- Johan 'Joe' Johnson (Njörðr): Yeah, well, better get back.
- Mike Johnson: I haven't seen you for fifteen years and that's all you've got to say?
- Johan 'Joe' Johnson (Njörðr): Can we talk in the morning?
- Mike Johnson: Will you be here in the morning?
- Johan 'Joe' Johnson (Njörðr): Cut the soldiers nice and thin, just how you like them.
- Mike Johnson: When I was eight.
- Axl Johnson: Zeb, I had no idea Amelia was coming round - when you asked me to go to the dairy.
- Zeb: Well, as the leaseholder of a flat in need of a PAYING flatmate, I took it upon myself to show our prospective new flatmate the flat - in the best possible light.
- Mike Johnson: Your father's looking forward to talking to you. This might not be such a bad party after all.
- Mike Johnson: A nautical theme, of course.
- Karen: But your costume is also fine.
- Mike Johnson: I'm not in costume.
- Karen: Put your tool-belt on.
- Mike Johnson: Karen, dressing up as a builder is not a costume. It's what I do - unless you'd like me to dress up like a flash lawyer?
- Karen: Now, why would I want you to do that? That wouldn't be you at all? Put your belt on.
- Johan 'Joe' Johnson (Njörðr): I'd just like to say, here and now, how pleased I am that you fellas have stuck by each other all this time. That's so rare in our kind.
- Anders Johnson: Well, maybe the fuck-off-and-abandon-your-family gene skips a generation.
- Olaf Johnson: Now, go and make peace with your father.
- Mike Johnson: What?
- Ty Johnson: Why?
- Olaf Johnson: Because he's your father.
- Anders Johnson: But he's a knob.
- Olaf Johnson: ...Who is your father.
- Mike Johnson: Are YOU gonna make peace with him?
- Olaf Johnson: He's my son. I don't have to. Sons must always make peace with the father. He must come to me, just as you must go to him.
- Johan 'Joe' Johnson (Njörðr): You're doin' a good job.
- Mike Johnson: At turning sausages?
- Johan 'Joe' Johnson (Njörðr): Uh-uh, the boys. You're a much better father than I ever was.
- Mike Johnson: The bar wasn't set very high, was it?
- Axl Johnson: Ugh, who invited that turd?
- Colin Gunderson: Yeah, I heard that, Axl Johnson.
- Axl Johnson: Like I care!
- Axl Johnson: Dude, I need to tell you something. I shoulda told you a long time ago but... you need to know now: Amelia only ever hung out with you to get to me. She doesn't give a shit about you at all.
- Zeb: Course she cares about me. We were the three Musketeers.
- Axl Johnson: Oh, Zeb...
- Zeb: [pulled from the sofa] Whoa! Whoa! What're you...

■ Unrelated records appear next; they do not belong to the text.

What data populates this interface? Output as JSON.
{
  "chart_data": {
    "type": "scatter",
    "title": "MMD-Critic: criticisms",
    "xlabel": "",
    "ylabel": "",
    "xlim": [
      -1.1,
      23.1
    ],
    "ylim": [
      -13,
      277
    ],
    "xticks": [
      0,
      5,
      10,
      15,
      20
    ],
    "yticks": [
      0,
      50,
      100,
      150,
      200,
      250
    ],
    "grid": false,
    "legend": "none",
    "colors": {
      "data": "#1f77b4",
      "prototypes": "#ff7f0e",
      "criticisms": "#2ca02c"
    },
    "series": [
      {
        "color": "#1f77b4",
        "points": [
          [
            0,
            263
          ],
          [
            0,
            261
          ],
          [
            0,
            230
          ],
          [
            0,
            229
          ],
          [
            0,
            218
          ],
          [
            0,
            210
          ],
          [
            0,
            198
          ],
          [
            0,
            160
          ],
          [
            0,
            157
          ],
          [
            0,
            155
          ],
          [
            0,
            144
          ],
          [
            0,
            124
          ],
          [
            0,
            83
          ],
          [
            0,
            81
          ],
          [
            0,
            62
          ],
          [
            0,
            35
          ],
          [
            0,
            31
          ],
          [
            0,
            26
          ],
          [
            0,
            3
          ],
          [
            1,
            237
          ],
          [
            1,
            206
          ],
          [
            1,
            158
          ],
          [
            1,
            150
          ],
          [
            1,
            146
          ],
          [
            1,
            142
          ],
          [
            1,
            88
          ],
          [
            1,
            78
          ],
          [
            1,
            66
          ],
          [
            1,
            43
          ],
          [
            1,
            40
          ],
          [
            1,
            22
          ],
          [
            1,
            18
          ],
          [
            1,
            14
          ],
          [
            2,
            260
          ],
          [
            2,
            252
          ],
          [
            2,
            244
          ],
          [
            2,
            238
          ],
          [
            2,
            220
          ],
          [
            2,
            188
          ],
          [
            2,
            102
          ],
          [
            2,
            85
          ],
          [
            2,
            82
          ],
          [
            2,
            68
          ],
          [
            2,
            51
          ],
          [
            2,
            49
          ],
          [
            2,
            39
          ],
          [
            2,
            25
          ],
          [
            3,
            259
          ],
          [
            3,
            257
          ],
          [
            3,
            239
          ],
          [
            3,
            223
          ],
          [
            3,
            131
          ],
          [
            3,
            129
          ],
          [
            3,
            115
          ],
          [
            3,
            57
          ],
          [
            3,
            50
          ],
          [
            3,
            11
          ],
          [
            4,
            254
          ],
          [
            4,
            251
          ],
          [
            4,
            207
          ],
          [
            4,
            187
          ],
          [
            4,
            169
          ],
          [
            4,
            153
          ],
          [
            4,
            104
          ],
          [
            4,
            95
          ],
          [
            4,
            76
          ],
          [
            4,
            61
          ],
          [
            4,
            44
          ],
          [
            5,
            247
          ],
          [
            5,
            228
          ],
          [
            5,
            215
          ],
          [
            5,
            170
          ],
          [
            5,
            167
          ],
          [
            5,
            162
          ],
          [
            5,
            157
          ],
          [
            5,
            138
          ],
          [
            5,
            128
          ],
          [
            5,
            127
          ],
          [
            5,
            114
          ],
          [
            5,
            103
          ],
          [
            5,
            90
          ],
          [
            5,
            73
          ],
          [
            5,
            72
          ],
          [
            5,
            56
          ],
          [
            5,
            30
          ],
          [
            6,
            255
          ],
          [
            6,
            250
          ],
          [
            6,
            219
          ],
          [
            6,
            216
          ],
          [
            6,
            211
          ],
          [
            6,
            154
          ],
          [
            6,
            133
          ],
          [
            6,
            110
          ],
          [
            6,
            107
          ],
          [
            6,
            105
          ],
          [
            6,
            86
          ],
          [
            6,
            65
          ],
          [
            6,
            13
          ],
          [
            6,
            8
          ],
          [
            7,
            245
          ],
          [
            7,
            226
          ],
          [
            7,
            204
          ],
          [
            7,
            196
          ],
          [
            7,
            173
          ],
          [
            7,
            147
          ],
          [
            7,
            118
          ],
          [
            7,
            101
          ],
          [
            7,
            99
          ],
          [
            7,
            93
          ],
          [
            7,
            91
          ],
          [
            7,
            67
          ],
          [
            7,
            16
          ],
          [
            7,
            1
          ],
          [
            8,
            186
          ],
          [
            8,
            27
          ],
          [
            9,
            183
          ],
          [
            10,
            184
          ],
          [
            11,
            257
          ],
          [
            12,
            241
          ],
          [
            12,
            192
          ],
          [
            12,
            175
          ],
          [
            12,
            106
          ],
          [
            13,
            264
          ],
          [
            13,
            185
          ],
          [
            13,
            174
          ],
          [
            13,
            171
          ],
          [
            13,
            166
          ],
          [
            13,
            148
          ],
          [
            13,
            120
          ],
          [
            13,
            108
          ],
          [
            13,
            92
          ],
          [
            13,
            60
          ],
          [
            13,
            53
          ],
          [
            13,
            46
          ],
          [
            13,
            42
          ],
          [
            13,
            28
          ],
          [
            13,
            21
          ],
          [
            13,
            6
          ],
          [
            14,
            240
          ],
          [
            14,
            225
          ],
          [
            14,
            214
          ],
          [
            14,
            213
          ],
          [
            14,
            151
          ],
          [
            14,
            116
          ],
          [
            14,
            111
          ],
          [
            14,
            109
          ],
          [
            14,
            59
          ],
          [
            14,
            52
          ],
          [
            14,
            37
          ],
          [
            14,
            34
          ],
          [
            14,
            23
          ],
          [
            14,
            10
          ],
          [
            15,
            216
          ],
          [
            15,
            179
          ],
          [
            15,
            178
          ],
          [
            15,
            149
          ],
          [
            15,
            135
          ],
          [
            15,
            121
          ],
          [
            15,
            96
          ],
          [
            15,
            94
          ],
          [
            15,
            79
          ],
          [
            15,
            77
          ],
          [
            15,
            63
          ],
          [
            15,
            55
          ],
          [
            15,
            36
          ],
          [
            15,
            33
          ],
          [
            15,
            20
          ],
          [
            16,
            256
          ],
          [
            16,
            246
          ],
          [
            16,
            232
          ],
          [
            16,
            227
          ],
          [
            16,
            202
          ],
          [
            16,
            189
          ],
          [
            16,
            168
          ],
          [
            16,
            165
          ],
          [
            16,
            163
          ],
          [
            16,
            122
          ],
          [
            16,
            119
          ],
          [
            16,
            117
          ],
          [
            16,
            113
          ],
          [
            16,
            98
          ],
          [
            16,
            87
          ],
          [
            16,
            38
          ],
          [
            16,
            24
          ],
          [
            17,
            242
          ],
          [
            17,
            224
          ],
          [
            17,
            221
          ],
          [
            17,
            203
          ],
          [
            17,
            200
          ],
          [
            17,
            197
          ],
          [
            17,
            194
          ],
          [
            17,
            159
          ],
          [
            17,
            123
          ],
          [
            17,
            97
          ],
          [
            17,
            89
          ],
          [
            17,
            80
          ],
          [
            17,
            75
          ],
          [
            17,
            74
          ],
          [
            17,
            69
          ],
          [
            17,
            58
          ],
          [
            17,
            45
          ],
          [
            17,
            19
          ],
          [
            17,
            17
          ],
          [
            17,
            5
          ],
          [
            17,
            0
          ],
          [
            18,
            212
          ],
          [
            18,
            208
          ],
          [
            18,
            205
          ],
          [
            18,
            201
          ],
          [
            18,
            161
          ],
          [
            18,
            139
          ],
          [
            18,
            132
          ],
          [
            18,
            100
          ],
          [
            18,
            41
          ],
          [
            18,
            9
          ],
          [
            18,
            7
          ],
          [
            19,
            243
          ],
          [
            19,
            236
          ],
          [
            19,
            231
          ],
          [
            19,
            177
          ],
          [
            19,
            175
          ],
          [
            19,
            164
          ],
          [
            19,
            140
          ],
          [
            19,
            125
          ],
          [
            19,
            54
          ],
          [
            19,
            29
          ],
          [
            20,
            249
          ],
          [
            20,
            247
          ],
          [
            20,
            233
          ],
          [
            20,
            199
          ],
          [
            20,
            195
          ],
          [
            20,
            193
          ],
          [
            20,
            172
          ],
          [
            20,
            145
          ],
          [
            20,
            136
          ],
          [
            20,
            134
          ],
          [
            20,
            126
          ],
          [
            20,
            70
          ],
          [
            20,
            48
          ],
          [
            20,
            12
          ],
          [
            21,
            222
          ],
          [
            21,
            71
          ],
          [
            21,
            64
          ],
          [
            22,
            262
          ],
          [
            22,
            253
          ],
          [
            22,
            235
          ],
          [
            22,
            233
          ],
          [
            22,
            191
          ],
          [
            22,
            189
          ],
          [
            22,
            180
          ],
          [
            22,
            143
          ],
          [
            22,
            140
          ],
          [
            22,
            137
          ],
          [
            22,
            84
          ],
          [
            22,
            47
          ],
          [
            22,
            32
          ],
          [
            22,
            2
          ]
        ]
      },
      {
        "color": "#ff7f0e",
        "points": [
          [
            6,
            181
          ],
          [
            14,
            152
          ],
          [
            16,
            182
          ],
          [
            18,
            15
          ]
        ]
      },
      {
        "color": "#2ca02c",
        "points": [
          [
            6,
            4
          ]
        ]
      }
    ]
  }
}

- Axl Johnson: Wake... up! She is a fruit-bat and a user and she'll never, ever sleep with you in a million years. You need to know this because it is just embarrassing watching her use you as her doormat!
- Zeb: Nah. Nah, nah, nah, you've always had it in for her because she liked me more than you, because I am decent and human towards her!
- Axl Johnson: Yeah, and in return she treats you as her little monkey boy! When you realize what an insane, grade-A psycho you've invited into our home, call me.
- Zeb: "Our" home? It's in MY name, dude! Get out of MY flat!
- Olaf Johnson: You, Dances with Dudes, you are out and you know it. Go keep wicket.
- Ty Johnson: What?
- Olaf Johnson: Don't whine. The Kraken's decision is final.